The investing world is rapidly evolving. Investors can now invest in private healthcare and biotech companies that were once the exclusive domain of professional investors.

(Originally published on forbes.com)
Forbes Finance Council

The investing world is rapidly evolving. Today, investment rules under the JOBS Act allow all Americans to invest in startups and small businesses. This means you can now diversify your portfolio away from the public markets (which I’ve written about here) and invest in private companies, ranging from local breweries, to video games, to fitness products and real estate.

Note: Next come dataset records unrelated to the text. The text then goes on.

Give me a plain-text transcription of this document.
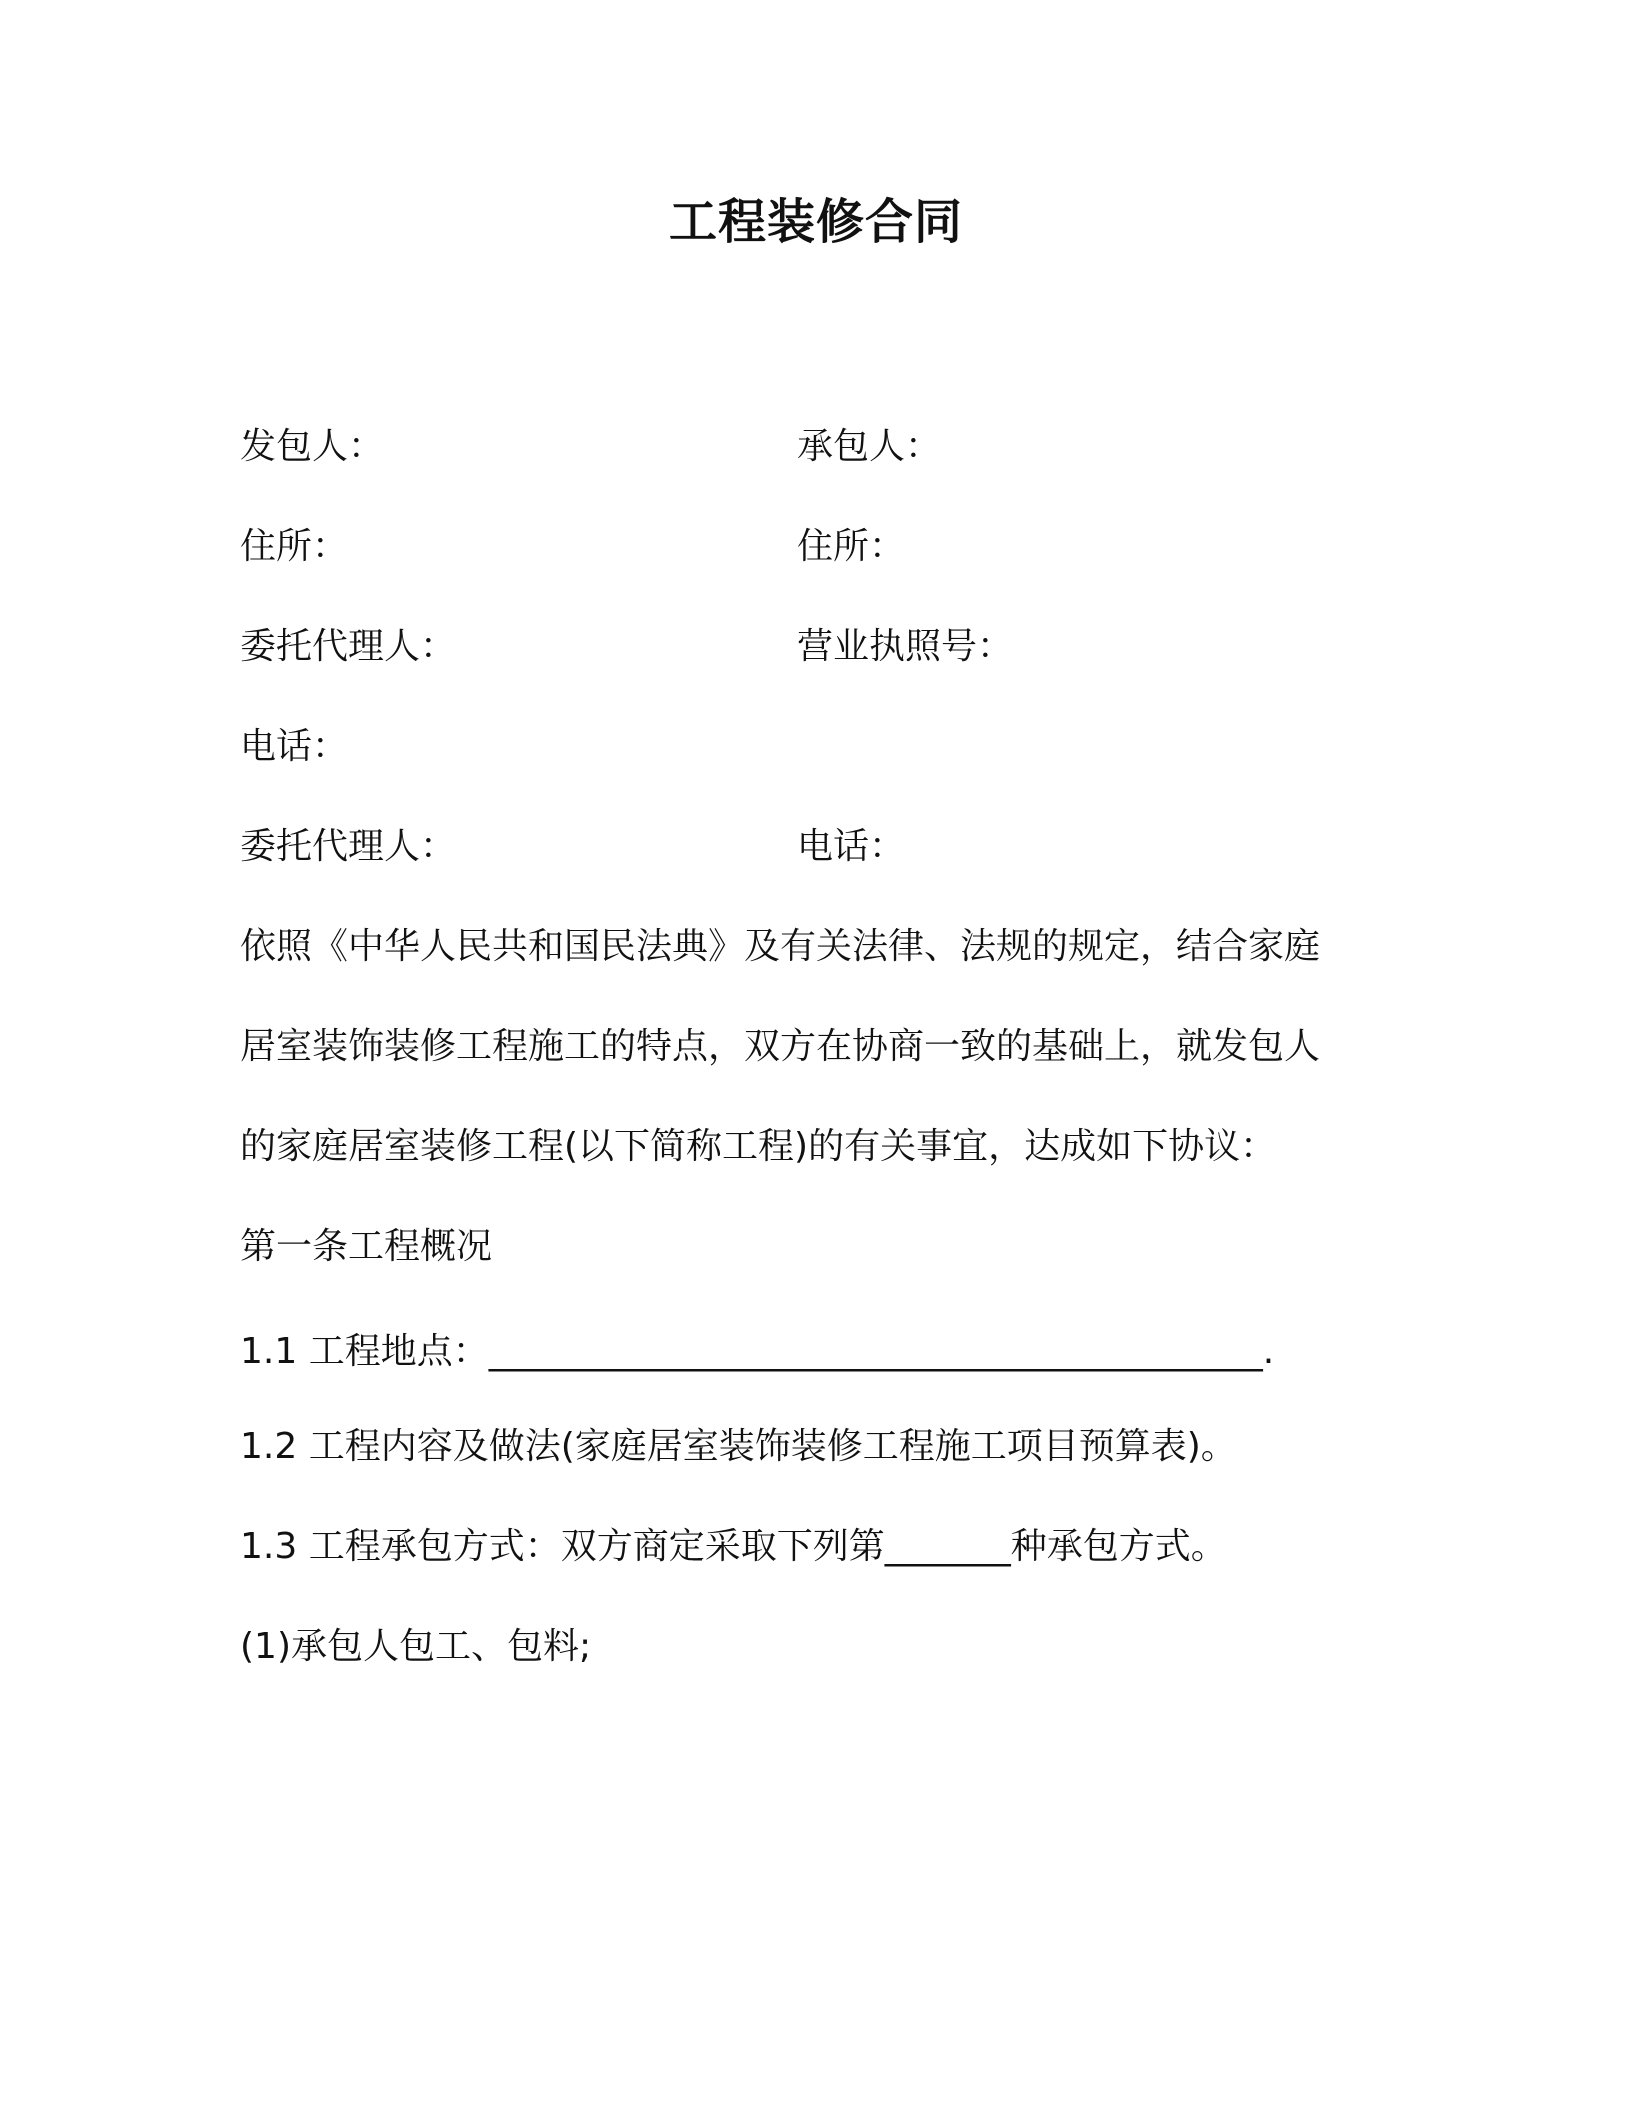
工程装修合同
发包人：	承包人：
住所：	住所：
委托代理人：	营业执照号：
电话：
委托代理人：	电话：
依照《中华人民共和国民法典》及有关法律、法规的规定，结合家庭
居室装饰装修工程施工的特点，双方在协商一致的基础上，就发包人
的家庭居室装修工程(以下简称工程)的有关事宜，达成如下协议：
第一条工程概况
1.1 工程地点：___________________________________________.
1.2 工程内容及做法(家庭居室装饰装修工程施工项目预算表)。
1.3 工程承包方式：双方商定采取下列第_______种承包方式。
(1)承包人包工、包料;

You can now even invest in cutting-edge biotech and healthcare companies that were once the exclusive domain of venture capitalists and institutional money managers.

In the case of biotech, my company’s area of focus, this is made possible not simply because of the relatively new investing rules, but moreover because today’s biotech startup business models are beginning to resemble those applied to early-stage technology startups. Just as inexpensive tools and open-source technologies, such as Amazon Web Services, created the infrastructure to dramatically reduce the cost of launching a technology startup, an ecosystem has emerged to support biotech startups. Recent years have seen significant advancements in the tools and infrastructure for conducting basic research, preclinical and clinical studies that are reshaping early-stage innovation and improving the efficiency and speed at which products are being developed. For example, take the declining cost of DNA sequencing, which initially took 13 years and cost $2.7 billion to fully sequence the first human genome. Fast forward, and the declining costs of sequencing has far outpaced Moore’s law, declining to roughly $100,000 in 2009 to about $1,000 in 2019.

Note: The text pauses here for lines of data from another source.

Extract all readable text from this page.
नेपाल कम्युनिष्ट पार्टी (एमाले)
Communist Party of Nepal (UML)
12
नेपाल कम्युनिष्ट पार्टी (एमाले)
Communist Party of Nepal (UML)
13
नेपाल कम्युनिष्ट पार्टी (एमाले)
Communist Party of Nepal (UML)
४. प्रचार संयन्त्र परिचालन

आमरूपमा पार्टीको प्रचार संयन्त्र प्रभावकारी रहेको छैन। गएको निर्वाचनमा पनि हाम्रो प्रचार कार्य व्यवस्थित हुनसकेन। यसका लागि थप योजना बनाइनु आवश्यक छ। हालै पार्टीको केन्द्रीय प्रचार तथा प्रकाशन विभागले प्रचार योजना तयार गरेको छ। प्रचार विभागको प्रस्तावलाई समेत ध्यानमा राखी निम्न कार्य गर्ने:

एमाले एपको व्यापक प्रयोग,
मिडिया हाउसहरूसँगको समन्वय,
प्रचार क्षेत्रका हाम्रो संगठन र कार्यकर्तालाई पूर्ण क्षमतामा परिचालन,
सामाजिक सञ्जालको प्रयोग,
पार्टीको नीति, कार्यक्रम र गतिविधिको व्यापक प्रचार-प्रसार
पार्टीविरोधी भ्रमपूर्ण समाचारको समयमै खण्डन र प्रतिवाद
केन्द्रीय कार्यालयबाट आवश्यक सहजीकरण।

In addition, advances in artificial intelligence, machine learning and automation are leading to faster and lower-cost laboratories than the old “by-hand” methods used only five years ago. Biotech entrepreneurs now routinely utilize in silico modeling and contract research organizations to conduct early-stage experiments. Instead of having to purchase or lease expensive lab space and equipment, an entire sub-industry has exploded that offers companies fully equipped lab space for rent, by the bench. There’s even a host of companies that offer to do all this work in the cloud, remotely so companies don’t even need their own lab space, which can save hundreds of thousands of dollars of operating expenses.

According to data from IQVIA, emerging biopharma companies account for approximately 80% of the total industry drug development pipeline, meaning small companies are the primary driving force behind developing innovative new therapies. Look no further than the lessons learned from the Covid-19 pandemic. Moderna and BioNTech (which partnered with Pfizer), are both small biotech companies that developed novel mRNA vaccines, the first two vaccines approved in the U.S. And with underlying trends such as the aging population, increasing life expectancy, and the burden of chronic diseases such as obesity and diabetes, the stakes of developing novel therapies has never been higher.

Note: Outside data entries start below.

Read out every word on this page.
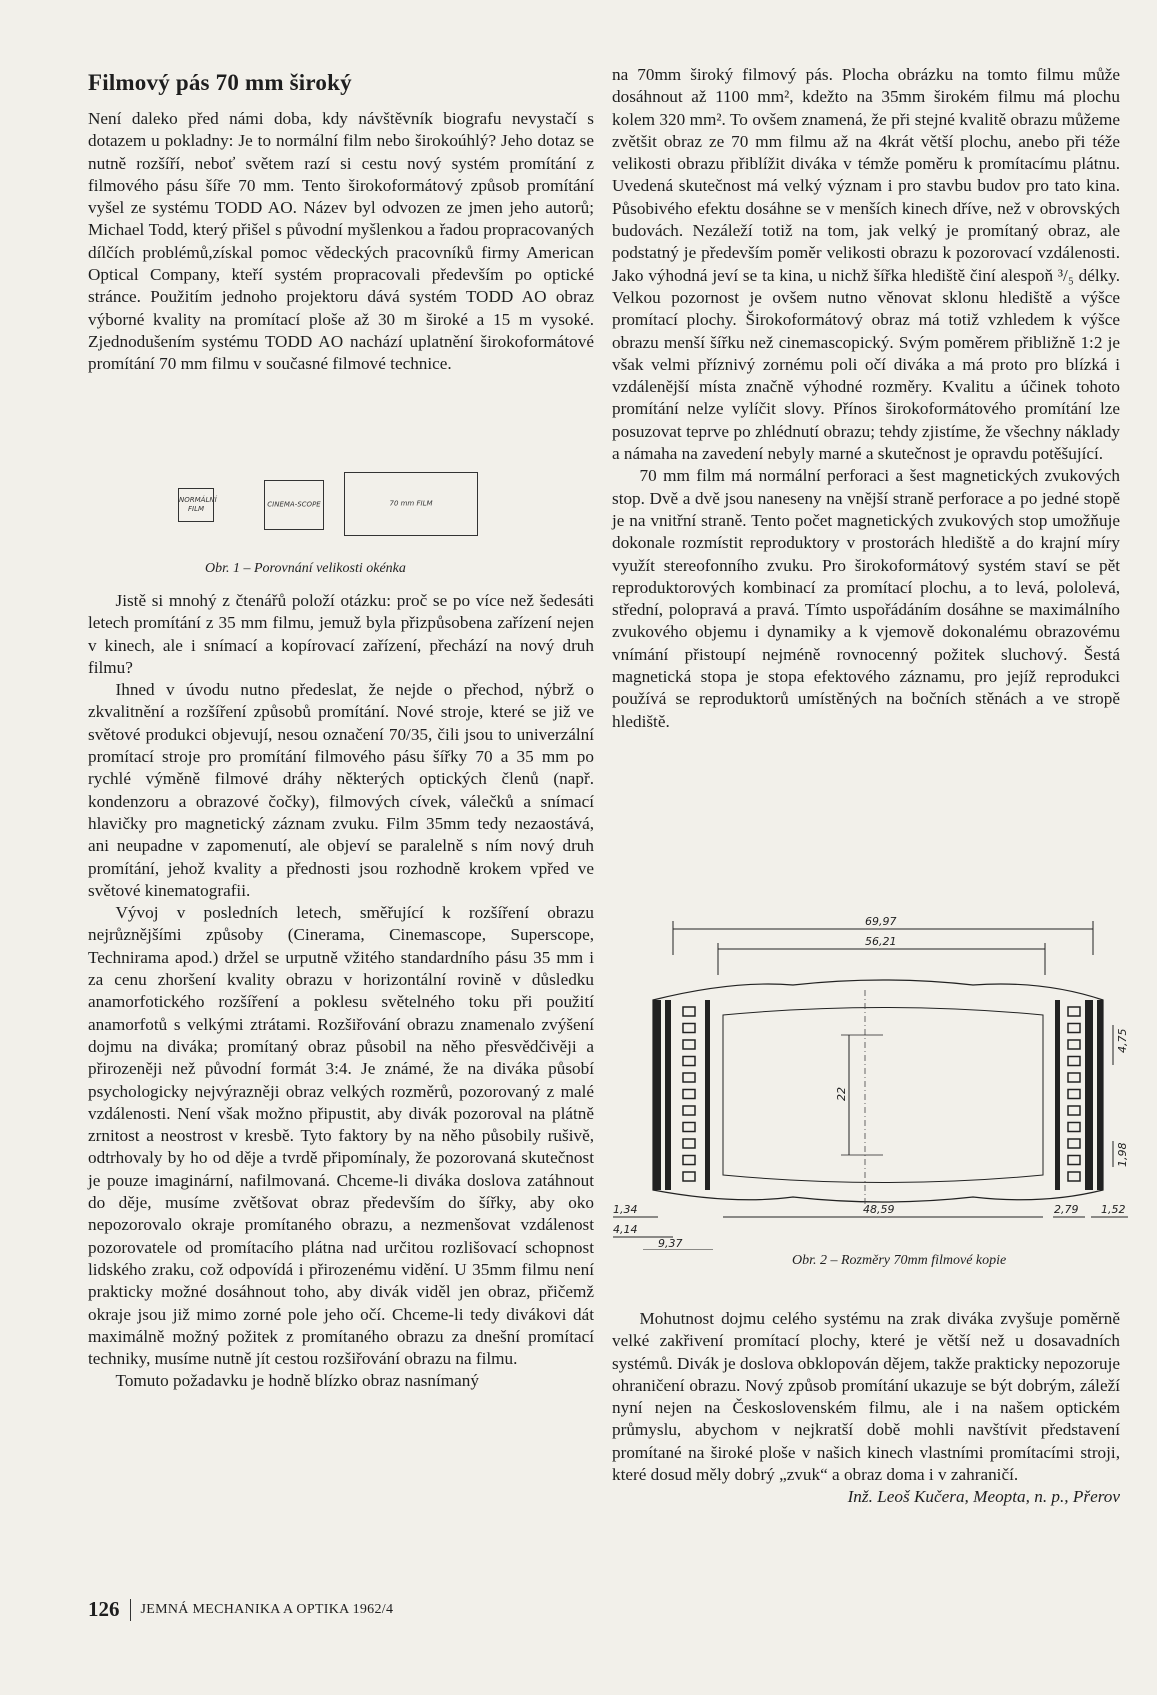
Filmový pás 70 mm široký

Není daleko před námi doba, kdy návštěvník biografu nevystačí s dotazem u pokladny: Je to normální film nebo širokoúhlý? Jeho dotaz se nutně rozšíří, neboť světem razí si cestu nový systém promítání z filmového pásu šíře 70 mm. Tento širokoformátový způsob promítání vyšel ze systému TODD AO. Název byl odvozen ze jmen jeho autorů; Michael Todd, který přišel s původní myšlenkou a řadou propracovaných dílčích problémů,získal pomoc vědeckých pracovníků firmy American Optical Company, kteří systém propracovali především po optické stránce. Použitím jednoho projektoru dává systém TODD AO obraz výborné kvality na promítací ploše až 30 m široké a 15 m vysoké. Zjednodušením systému TODD AO nachází uplatnění širokoformátové promítání 70 mm filmu v současné filmové technice.

NORMÁLNÍ FILM
CINEMA-SCOPE	70 mm FILM
Obr. 1 – Porovnání velikosti okénka

Jistě si mnohý z čtenářů položí otázku: proč se po více než šedesáti letech promítání z 35 mm filmu, jemuž byla přizpůsobena zařízení nejen v kinech, ale i snímací a kopírovací zařízení, přechází na nový druh filmu?

Ihned v úvodu nutno předeslat, že nejde o přechod, nýbrž o zkvalitnění a rozšíření způsobů promítání. Nové stroje, které se již ve světové produkci objevují, nesou označení 70/35, čili jsou to univerzální promítací stroje pro promítání filmového pásu šířky 70 a 35 mm po rychlé výměně filmové dráhy některých optických členů (např. kondenzoru a obrazové čočky), filmových cívek, válečků a snímací hlavičky pro magnetický záznam zvuku. Film 35mm tedy nezaostává, ani neupadne v zapomenutí, ale objeví se paralelně s ním nový druh promítání, jehož kvality a přednosti jsou rozhodně krokem vpřed ve světové kinematografii.

Vývoj v posledních letech, směřující k rozšíření obrazu nejrůznějšími způsoby (Cinerama, Cinemascope, Superscope, Technirama apod.) držel se urputně vžitého standardního pásu 35 mm i za cenu zhoršení kvality obrazu v horizontální rovině v důsledku anamorfotického rozšíření a poklesu světelného toku při použití anamorfotů s velkými ztrátami. Rozšiřování obrazu znamenalo zvýšení dojmu na diváka; promítaný obraz působil na něho přesvědčivěji a přirozeněji než původní formát 3:4. Je známé, že na diváka působí psychologicky nejvýrazněji obraz velkých rozměrů, pozorovaný z malé vzdálenosti. Není však možno připustit, aby divák pozoroval na plátně zrnitost a neostrost v kresbě. Tyto faktory by na něho působily rušivě, odtrhovaly by ho od děje a tvrdě připomínaly, že pozorovaná skutečnost je pouze imaginární, nafilmovaná. Chceme-li diváka doslova zatáhnout do děje, musíme zvětšovat obraz především do šířky, aby oko nepozorovalo okraje promítaného obrazu, a nezmenšovat vzdálenost pozorovatele od promítacího plátna nad určitou rozlišovací schopnost lidského zraku, což odpovídá i přirozenému vidění. U 35mm filmu není prakticky možné dosáhnout toho, aby divák viděl jen obraz, přičemž okraje jsou již mimo zorné pole jeho očí. Chceme-li tedy divákovi dát maximálně možný požitek z promítaného obrazu za dnešní promítací techniky, musíme nutně jít cestou rozšiřování obrazu na filmu.

Tomuto požadavku je hodně blízko obraz nasnímaný

na 70mm široký filmový pás. Plocha obrázku na tomto filmu může dosáhnout až 1100 mm², kdežto na 35mm širokém filmu má plochu kolem 320 mm². To ovšem znamená, že při stejné kvalitě obrazu můžeme zvětšit obraz ze 70 mm filmu až na 4krát větší plochu, anebo při téže velikosti obrazu přiblížit diváka v témže poměru k promítacímu plátnu. Uvedená skutečnost má velký význam i pro stavbu budov pro tato kina. Působivého efektu dosáhne se v menších kinech dříve, než v obrovských budovách. Nezáleží totiž na tom, jak velký je promítaný obraz, ale podstatný je především poměr velikosti obrazu k pozorovací vzdálenosti. Jako výhodná jeví se ta kina, u nichž šířka hlediště činí alespoň ³/₅ délky. Velkou pozornost je ovšem nutno věnovat sklonu hlediště a výšce promítací plochy. Širokoformátový obraz má totiž vzhledem k výšce obrazu menší šířku než cinemascopický. Svým poměrem přibližně 1:2 je však velmi příznivý zornému poli očí diváka a má proto pro blízká i vzdálenější místa značně výhodné rozměry. Kvalitu a účinek tohoto promítání nelze vylíčit slovy. Přínos širokoformátového promítání lze posuzovat teprve po zhlédnutí obrazu; tehdy zjistíme, že všechny náklady a námaha na zavedení nebyly marné a skutečnost je opravdu potěšující.

70 mm film má normální perforaci a šest magnetických zvukových stop. Dvě a dvě jsou naneseny na vnější straně perforace a po jedné stopě je na vnitřní straně. Tento počet magnetických zvukových stop umožňuje dokonale rozmístit reproduktory v prostorách hlediště a do krajní míry využít stereofonního zvuku. Pro širokoformátový systém staví se pět reproduktorových kombinací za promítací plochu, a to levá, pololevá, střední, polopravá a pravá. Tímto uspořádáním dosáhne se maximálního zvukového objemu i dynamiky a k vjemově dokonalému obrazovému vnímání přistoupí nejméně rovnocenný požitek sluchový. Šestá magnetická stopa je stopa efektového záznamu, pro jejíž reprodukci používá se reproduktorů umístěných na bočních stěnách a ve stropě hlediště.

69,97
56,21
22
4,75
1,98
48,59
1,34
4,14
9,37
2,79 1,52
Obr. 2 – Rozměry 70mm filmové kopie

Mohutnost dojmu celého systému na zrak diváka zvyšuje poměrně velké zakřivení promítací plochy, které je větší než u dosavadních systémů. Divák je doslova obklopován dějem, takže prakticky nepozoruje ohraničení obrazu. Nový způsob promítání ukazuje se být dobrým, záleží nyní nejen na Československém filmu, ale i na našem optickém průmyslu, abychom v nejkratší době mohli navštívit představení promítané na široké ploše v našich kinech vlastními promítacími stroji, které dosud měly dobrý „zvuk“ a obraz doma i v zahraničí.

Inž. Leoš Kučera, Meopta, n. p., Přerov

126 JEMNÁ MECHANIKA A OPTIKA 1962/4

While investing in early-stage startups offers the potential to generate outsized financial returns, like any investment, these investments carry risk, and the nature of early-stage investing makes these investments especially risky. To generate financial returns, companies will need to demonstrate their science and technology are sound and can be validated — first in preclinical proof-of-concept studies and later in clinical trials. Strong evidence that a procedure or therapy could have a benefit is not a guarantee that the scientific studies will bear this out; biology is inherently unpredictable. Furthermore, healthcare is made up of various sub-verticals, including biotech, medtech, diagnostics and more, each operating in a highly regulated environment with its own unique pathways to approval and each with its own reimbursement frameworks.

As many professional investors have learned the hard way over the years, just because a product is approved by the FDA doesn’t ensure it will receive reimbursement, or adequate enough reimbursement to build a sustainable business. Thus, when looking to invest in the sector, it’s best to work backward from the demands of the patients and the market: Is what is being developed truly an unmet medical need?